Taurine Chloramine as a Modulator of CNS Inflammation

牛磺酸氯胺作为中枢神经系统炎症的调节剂

• 批准号: 6541345
• 负责人: MICHAEL R QUINN
• 金额: $ 31.22万
• 依托单位: NEW YORK STATE CNCL FOR MTL HYGIENE PLNG
• 依托单位国家: 美国
• 财政年份: 2002
• 资助国家: 美国
• 起止时间: 2002-08-01 至 2005-05-31
• 项目状态: 已结题
• 来源: https://reporter.nih.gov/project-details/6541345
• 关键词: astrocytes; cell line; central nervous system; cytokine; gene expression; genetic transcription; glia; glioma; immunocytochemistry; inflammation; laboratory rat; macrophage inflammatory proteins; monocyte chemoattractant protein 1; neutrophil; nitric oxide synthase; northern blottings; polymerase chain reaction; prostaglandin E; prostaglandin endoperoxide synthase; taurine; tissue /cell culture; transfection

DESCRIPTION (provided by applicant): Polymorphonuclear leukocytes (PMN, neutrophils) are inflammatory cells that possess halide-dependent myeloperoxidase (MPO). Activated PMN secrete MPO and release it upon death. MPO produces HOCl/OCl-, which reacts with taurine to form taurine monochloramine (Tau-Cl), a more stable and selective oxidant than HOCl/OCl. Elevated levels of extracellular taurine increase Tau-Cl concentrations at the site of inflammation via PMN associated MPO activity. It is our hypothesis that prophylactic administration of taurine may attenuate tissue damage resulting from aberrant inflammatory responses through formation of Tau-Cl and subsequent inhibition of the production of proinflammatory mediators. Astrocytes and microglia are a major source of tissue damaging proinflammatory mediators in the CNS and contribute to the neural damage that occurs during ischemic stroke. The primary goals of this proposal are to establish the inhibitory effects of Tau-Cl on the production of inflammatory mediators by activated glial cells and to determine the molecular mechanisms(s) through which Tau-Cl exerts this effect. This will be accomplished using primary cultures of rat astrocytes and microglia, and clonal cell lines derived from glial cells. The ability of Tau-Cl to inhibit production of proinflammatory mediators will be evaluated in a model of CNS hypoxic ischemia using culture systems of rat glial cells for in vitro studies. In addition, a rat model of transient middle cerebral artery occlusion will be used for in vivo studies of the efficacy of taurine to protect against the CNS damage that results from transient focal cerebral ischemia. Completion of these studies is not only important to determining the mechanism of Tau-Cl action in cells of neural origin, as occurs in ischemic and traumatic brain injury, but may also be relevant to modulating inflammatory responses in general.
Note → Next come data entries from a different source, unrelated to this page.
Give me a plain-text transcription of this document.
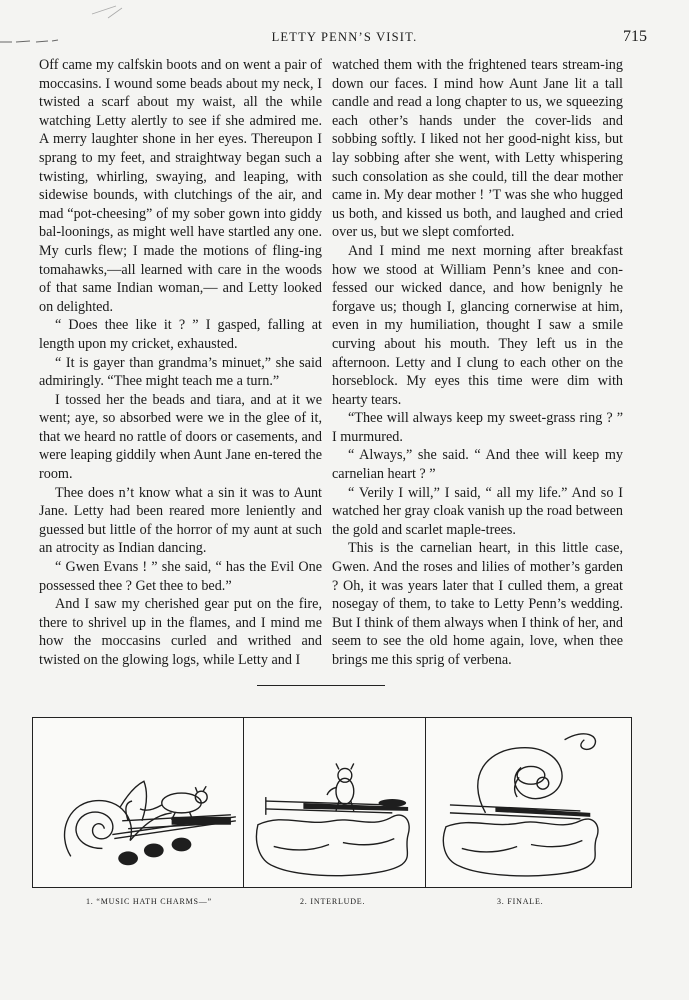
LETTY PENN’S VISIT.	715

Off came my calfskin boots and on went a pair of moccasins. I wound some beads about my neck, I twisted a scarf about my waist, all the while watching Letty alertly to see if she admired me. A merry laughter shone in her eyes. Thereupon I sprang to my feet, and straightway began such a twisting, whirling, swaying, and leaping, with sidewise bounds, with clutchings of the air, and mad “pot-cheesing” of my sober gown into giddy bal-loonings, as might well have startled any one. My curls flew; I made the motions of fling-ing tomahawks,—all learned with care in the woods of that same Indian woman,— and Letty looked on delighted.

“ Does thee like it ? ” I gasped, falling at length upon my cricket, exhausted.

“ It is gayer than grandma’s minuet,” she said admiringly. “Thee might teach me a turn.”

I tossed her the beads and tiara, and at it we went; aye, so absorbed were we in the glee of it, that we heard no rattle of doors or casements, and were leaping giddily when Aunt Jane en-tered the room.

Thee does n’t know what a sin it was to Aunt Jane. Letty had been reared more leniently and guessed but little of the horror of my aunt at such an atrocity as Indian dancing.

“ Gwen Evans ! ” she said, “ has the Evil One possessed thee ? Get thee to bed.”

And I saw my cherished gear put on the fire, there to shrivel up in the flames, and I mind me how the moccasins curled and writhed and twisted on the glowing logs, while Letty and I

watched them with the frightened tears stream-ing down our faces. I mind how Aunt Jane lit a tall candle and read a long chapter to us, we squeezing each other’s hands under the cover-lids and sobbing softly. I liked not her good-night kiss, but lay sobbing after she went, with Letty whispering such consolation as she could, till the dear mother came in. My dear mother ! ’T was she who hugged us both, and kissed us both, and laughed and cried over us, but we slept comforted.

And I mind me next morning after breakfast how we stood at William Penn’s knee and con-fessed our wicked dance, and how benignly he forgave us; though I, glancing cornerwise at him, even in my humiliation, thought I saw a smile curving about his mouth. They left us in the afternoon. Letty and I clung to each other on the horseblock. My eyes this time were dim with hearty tears.

“Thee will always keep my sweet-grass ring ? ” I murmured.

“ Always,” she said. “ And thee will keep my carnelian heart ? ”

“ Verily I will,” I said, “ all my life.” And so I watched her gray cloak vanish up the road between the gold and scarlet maple-trees.

This is the carnelian heart, in this little case, Gwen. And the roses and lilies of mother’s garden ? Oh, it was years later that I culled them, a great nosegay of them, to take to Letty Penn’s wedding. But I think of them always when I think of her, and seem to see the old home again, love, when thee brings me this sprig of verbena.

1. “MUSIC HATH CHARMS—”	2. INTERLUDE.	3. FINALE.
描述（由申请方提供）：多形性白细胞（PMN，中性粒细胞）是具有卤素依赖性髓过氧化物酶（MPO）的炎性细胞。激活的PMN分泌MPO并在死亡时释放它。MPO产生HOCl/OCl-，其与牛磺酸反应形成牛磺酸一氯胺（Tau-Cl），其是比HOCl/OCl更稳定和选择性的氧化剂。升高的细胞外牛磺酸水平通过PMN相关的MPO活性增加炎症部位的Tau-Cl浓度。我们的假设是，预防性给予牛磺酸可以通过形成Tau-Cl和随后抑制促炎介质的产生来减轻异常炎症反应引起的组织损伤。星形胶质细胞和小胶质细胞是CNS中组织损伤性促炎介质的主要来源，并导致缺血性卒中期间发生的神经损伤。本提案的主要目标是确定Tau-Cl对活化神经胶质细胞产生炎症介质的抑制作用，并确定Tau-Cl发挥这种作用的分子机制。这将使用大鼠星形胶质细胞和小胶质细胞的原代培养物以及来自胶质细胞的克隆细胞系来完成。Tau-Cl抑制促炎介质产生的能力将在CNS缺氧缺血模型中使用用于体外研究的大鼠神经胶质细胞培养系统进行评价。此外，暂时性大脑中动脉闭塞的大鼠模型将用于牛磺酸保护免受暂时性局灶性脑缺血导致的CNS损伤的功效的体内研究。完成这些研究不仅对确定Tau-Cl在神经源性细胞中的作用机制（如在缺血性和创伤性脑损伤中发生的）很重要，而且还可能与调节一般炎症反应有关。